Resin 4.0 clustering
A major chunk of the work for Resin 4.0 is refactoring our clustering architecture and code to better support dynamic and virtual servers, now that that ISPs are more flexible about adding and removing servers to handle load spikes. As a major side benefit to this work, we expect to simplify deployment and management of single server sites, and also offer distributed and single caching services like JCache. This added flexibility requires a redesign of our clustered sessions and load balancing.

Our goals for Resin 4.0 architecture include the following:
- Keep single servers simple to configure and manage
- Adding and remove dynamic servers allowed during runtime, at short notice for load and power management
- Improve scalability and performance of distributed caches and sessions
- Improve reliability with the triplicate-backup in the triad servers
- Focus administration effort on the triad servers, other servers can come and go
- Add remote deployment for both single server and clustered server configurations
The architecture we’ve chosen is a replicated hub-and-spoke model. The first three servers form a fully-connected and replicated hub (the “triad”). Following servers connect to all three triad servers, but do not normally connect to each other, avoiding the nxn scalability issue. Single and dual server configurations form a mini-hub, i.e. they are fully-connected and replicated, and are configured and used exactly the same as larger configurations.

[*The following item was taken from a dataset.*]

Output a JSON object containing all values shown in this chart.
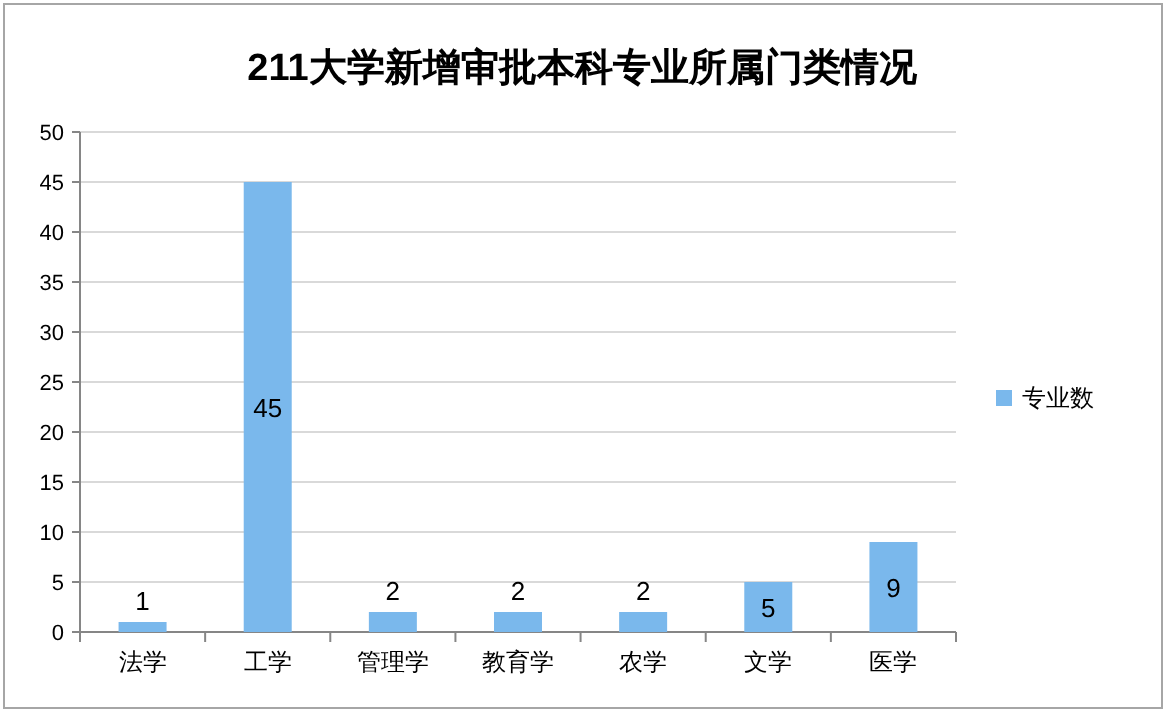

Each “triad domain” is a triad of servers as the hub and additional servers as spokes, up to a total of 64. Sites larger than 64 will partition into multiple triad domains. Most communication like caching will remain in the triad domain, while shared information is communicated between the hubs.
Because all the critical data is stored on the triad-hub, the spoke-servers can be taken down for maintenance or disappear without affecting the reliability of the system. Because the triad-hub servers are critical, we recommend using a virtual server system so you can quickly replace a triad server during maintenance or system failure.